1954 Mercedes 300 SC

Quite possibly one of the best cars Mercedes has ever built.  The engineers were told to design a car that could cruise at top speed all day on the autobahn without ever suffering a mechanical breakdown of any kind.  So they did.  (I’d even accept the larger 300 S sedan model of the same year — same car, really.)
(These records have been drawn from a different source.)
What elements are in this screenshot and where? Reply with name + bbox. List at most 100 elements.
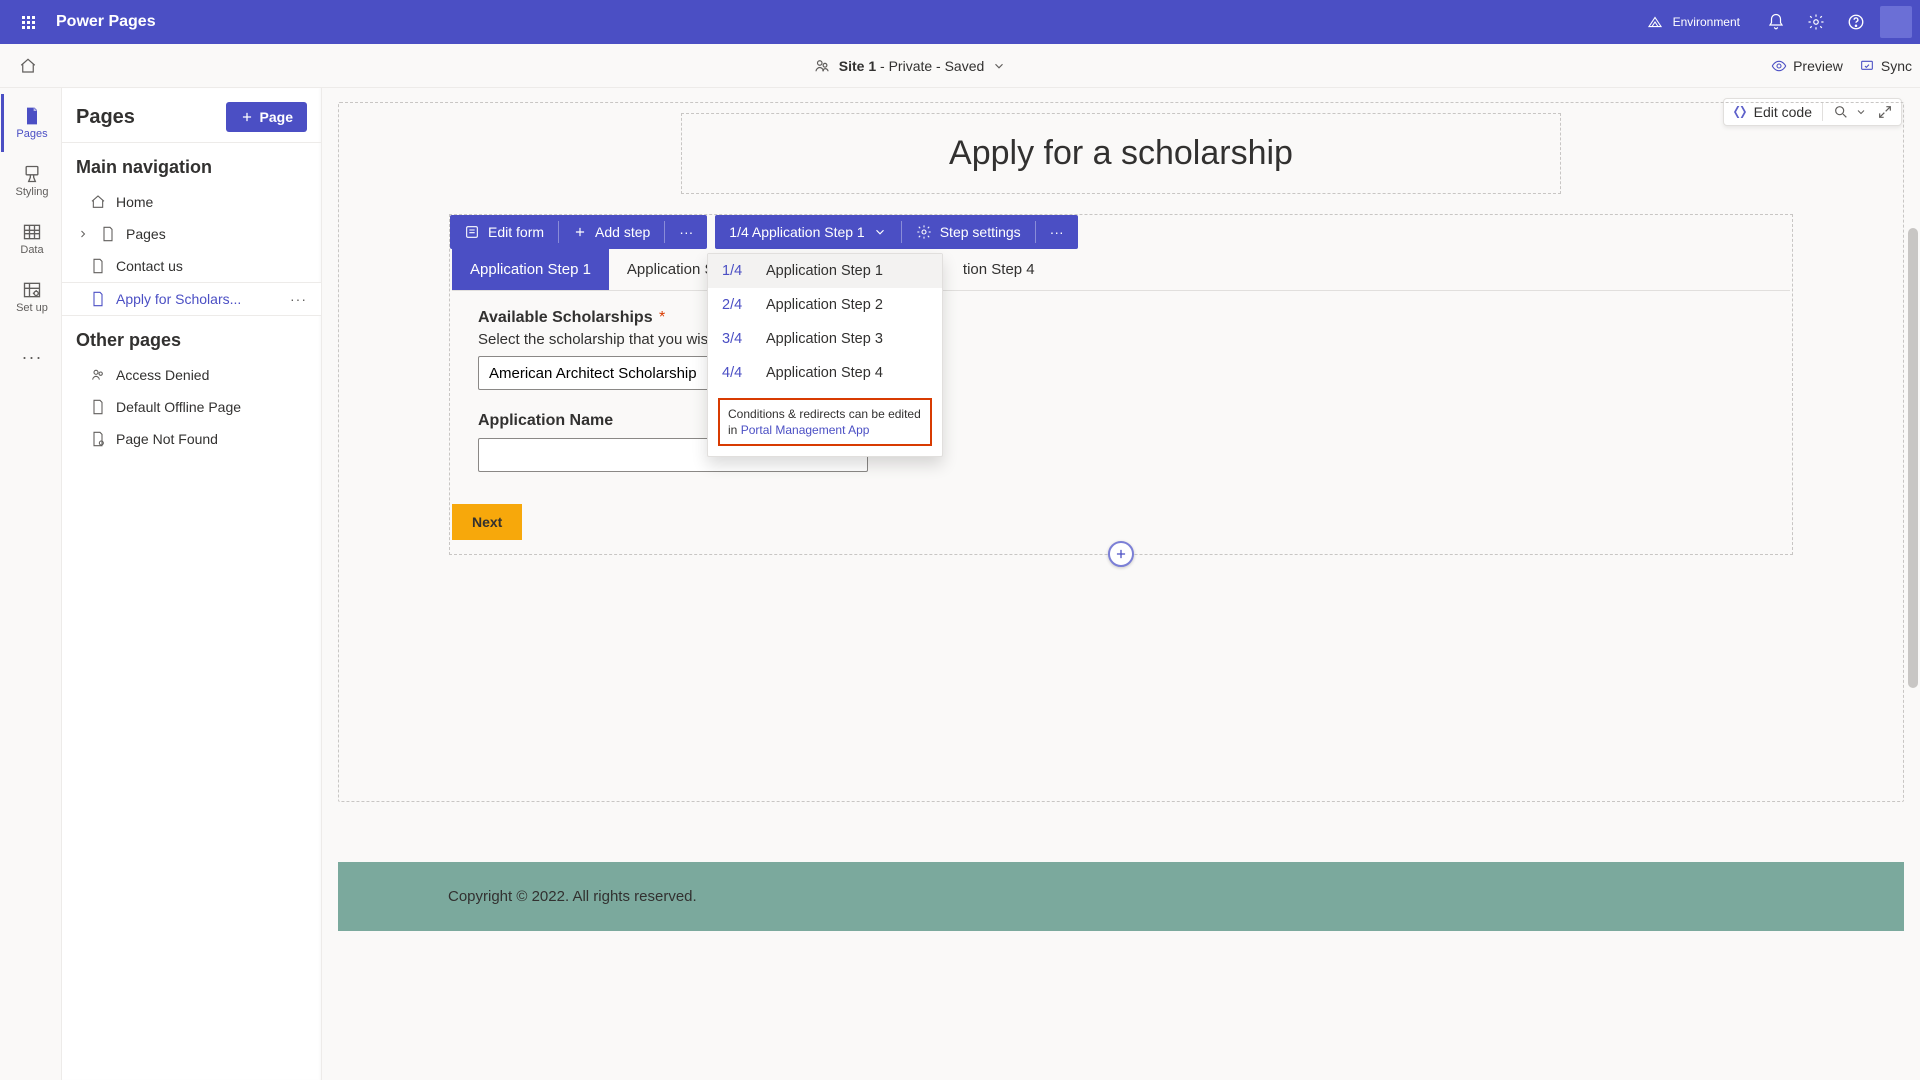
footer-copyright: Copyright © 2022. All rights reserved. bbox=[448, 888, 697, 905]
step-index: 1/4 bbox=[722, 263, 750, 279]
scholarship-label: Available Scholarships bbox=[478, 309, 653, 326]
step-label: Application Step 2 bbox=[766, 297, 883, 313]
step-dropdown-item-4[interactable]: 4/4 Application Step 4 bbox=[708, 356, 942, 390]
nav-home[interactable]: Home bbox=[62, 186, 321, 218]
step-dropdown-item-1[interactable]: 1/4 Application Step 1 bbox=[708, 254, 942, 288]
people-icon bbox=[90, 367, 106, 383]
form-more-button[interactable]: ··· bbox=[665, 215, 707, 249]
nav-default-offline[interactable]: Default Offline Page bbox=[62, 391, 321, 423]
step-index: 2/4 bbox=[722, 297, 750, 313]
step-dropdown-item-2[interactable]: 2/4 Application Step 2 bbox=[708, 288, 942, 322]
pages-panel-title: Pages bbox=[76, 106, 135, 129]
nav-access-denied-label: Access Denied bbox=[116, 367, 209, 383]
tab-step-2[interactable]: Application Step 2 bbox=[609, 249, 711, 290]
app-name-label: Application Name bbox=[478, 412, 1764, 430]
step-settings-button[interactable]: Step settings bbox=[902, 215, 1035, 249]
add-section-button[interactable] bbox=[1108, 541, 1134, 567]
edit-form-label: Edit form bbox=[488, 224, 544, 240]
design-canvas: Edit code Apply for a scholarship bbox=[322, 88, 1920, 1080]
chevron-right-icon bbox=[76, 228, 90, 240]
nav-access-denied[interactable]: Access Denied bbox=[62, 359, 321, 391]
app-title: Power Pages bbox=[56, 13, 156, 31]
settings-icon[interactable] bbox=[1796, 2, 1836, 42]
home-icon[interactable] bbox=[8, 46, 48, 86]
rail-pages-label: Pages bbox=[16, 128, 47, 140]
page-heading-section[interactable]: Apply for a scholarship bbox=[681, 113, 1561, 194]
edit-form-button[interactable]: Edit form bbox=[450, 215, 558, 249]
form-toolbar: Edit form Add step ··· 1/4 Application S… bbox=[450, 215, 1792, 249]
step-settings-label: Step settings bbox=[940, 224, 1021, 240]
add-step-button[interactable]: Add step bbox=[559, 215, 664, 249]
rail-setup-label: Set up bbox=[16, 302, 48, 314]
sync-label: Sync bbox=[1881, 58, 1912, 74]
page-icon bbox=[90, 291, 106, 307]
nav-contact[interactable]: Contact us bbox=[62, 250, 321, 282]
nav-apply-scholarship[interactable]: Apply for Scholars... ··· bbox=[62, 282, 321, 316]
scrollbar[interactable] bbox=[1908, 228, 1918, 688]
nav-pages-label: Pages bbox=[126, 226, 166, 242]
environment-picker[interactable]: Environment bbox=[1645, 12, 1740, 32]
chevron-down-icon bbox=[992, 59, 1006, 73]
global-header: Power Pages Environment bbox=[0, 0, 1920, 44]
step-indicator-label: 1/4 Application Step 1 bbox=[729, 224, 864, 240]
next-button[interactable]: Next bbox=[452, 504, 522, 540]
home-icon bbox=[90, 194, 106, 210]
step-label: Application Step 1 bbox=[766, 263, 883, 279]
portal-management-link[interactable]: Portal Management App bbox=[741, 423, 870, 437]
tab-step-1[interactable]: Application Step 1 bbox=[452, 249, 609, 290]
rail-more[interactable]: ··· bbox=[1, 326, 61, 384]
form-body: Available Scholarships * Select the scho… bbox=[450, 291, 1792, 504]
app-launcher-icon[interactable] bbox=[8, 2, 48, 42]
scholarship-input[interactable] bbox=[478, 356, 712, 390]
user-avatar[interactable] bbox=[1880, 6, 1912, 38]
add-page-button[interactable]: Page bbox=[226, 102, 307, 132]
help-icon[interactable] bbox=[1836, 2, 1876, 42]
scholarship-help: Select the scholarship that you wis bbox=[478, 331, 710, 348]
page-icon bbox=[90, 258, 106, 274]
form-step-tabs: Application Step 1 Application Step 2 ti… bbox=[452, 249, 1790, 291]
step-label: Application Step 4 bbox=[766, 365, 883, 381]
site-name: Site 1 bbox=[839, 58, 876, 74]
tab-step-4-partial[interactable]: tion Step 4 bbox=[945, 249, 1053, 290]
form-section: Edit form Add step ··· 1/4 Application S… bbox=[449, 214, 1793, 555]
nav-pages[interactable]: Pages bbox=[62, 218, 321, 250]
nav-rail: Pages Styling Data Set up ··· bbox=[0, 88, 62, 1080]
chevron-down-icon bbox=[873, 225, 887, 239]
step-more-button[interactable]: ··· bbox=[1036, 215, 1078, 249]
next-label: Next bbox=[472, 514, 502, 530]
rail-styling[interactable]: Styling bbox=[1, 152, 61, 210]
environment-label: Environment bbox=[1673, 15, 1740, 29]
add-step-label: Add step bbox=[595, 224, 650, 240]
pages-panel: Pages Page Main navigation Home Pages Co… bbox=[62, 88, 322, 1080]
main-nav-heading: Main navigation bbox=[62, 143, 321, 186]
nav-apply-label: Apply for Scholars... bbox=[116, 291, 241, 307]
sync-button[interactable]: Sync bbox=[1859, 58, 1912, 74]
preview-button[interactable]: Preview bbox=[1771, 58, 1843, 74]
page-footer: Copyright © 2022. All rights reserved. bbox=[338, 862, 1904, 931]
page-icon bbox=[90, 399, 106, 415]
page-content-area: Apply for a scholarship Edit form Add st… bbox=[338, 102, 1904, 802]
step-dropdown-item-3[interactable]: 3/4 Application Step 3 bbox=[708, 322, 942, 356]
rail-pages[interactable]: Pages bbox=[1, 94, 61, 152]
nav-page-not-found[interactable]: Page Not Found bbox=[62, 423, 321, 455]
step-index: 4/4 bbox=[722, 365, 750, 381]
rail-setup[interactable]: Set up bbox=[1, 268, 61, 326]
page-title: Apply for a scholarship bbox=[722, 134, 1520, 173]
nav-home-label: Home bbox=[116, 194, 153, 210]
notifications-icon[interactable] bbox=[1756, 2, 1796, 42]
required-star: * bbox=[659, 309, 665, 326]
nav-contact-label: Contact us bbox=[116, 258, 183, 274]
nav-default-offline-label: Default Offline Page bbox=[116, 399, 241, 415]
step-label: Application Step 3 bbox=[766, 331, 883, 347]
step-dropdown: 1/4 Application Step 1 2/4 Application S… bbox=[707, 253, 943, 457]
add-page-label: Page bbox=[260, 109, 293, 125]
more-icon: ··· bbox=[22, 347, 43, 368]
site-state: - Private - Saved bbox=[876, 58, 984, 74]
other-pages-heading: Other pages bbox=[62, 316, 321, 359]
nav-item-more-icon[interactable]: ··· bbox=[290, 291, 307, 307]
rail-data[interactable]: Data bbox=[1, 210, 61, 268]
site-status[interactable]: Site 1 - Private - Saved bbox=[48, 57, 1771, 75]
rail-data-label: Data bbox=[20, 244, 43, 256]
step-indicator-button[interactable]: 1/4 Application Step 1 bbox=[715, 215, 900, 249]
step-index: 3/4 bbox=[722, 331, 750, 347]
1967 Austin Healey 3000 Mk III

Yeah I know:  oil leaks, Lucas electrical system, blah blah blah.  Don’t care, I love it dearly.  As I do the next sports car:

1970 Alfa Romeo Giulia GT Junior

Alfa pura.  Tiny, raucous, spunky and glorious.  Like the next one.

1966 Mini-Moke

Not the modern electrical one;  this is the underpowered runaround with the famed Mini 850cc engine;  famous, that is, for being the engine that when you put your throttle flat to the floor:  nothing happens.  And speaking of underpowered runarounds;  if I couldn’t find the older Austin Moke, then I’d get a decent substitute:

1960 Fiat 500 Jolly

Just the wicker seats alone make this worth the price of admission.  But let’s get serious, now…

1976 Mercedes 450 SEL 6.9

The Q-ship of the Mercedes line, with a standard W116 frame that concealed a roaring 6.9-liter V8 monster under the hood.  What the 1954 Merc engineers would have designed if they’d had the technology.  (In today’s money, it cost the equivalent of $195,000 back then.)  This, and the ’54 300 SC would be my “refined” drives.

At some point, I have to acknowledge that several of the sports cars listed above would be, shall we say “occasional” drives, the occasions being that they were actually working and not in the shop.  So for the last one, I’m going to go for reliability above all.

1994 Honda NSX

It’s the sports-car equivalent of the two Mercedes on the list:  reliable to a fault, but with all the grunt I’d ever want or need.  And it’s not bad looking, either.  (I don’t like the more recent model NSX because it’s pig-ugly and vulgar.)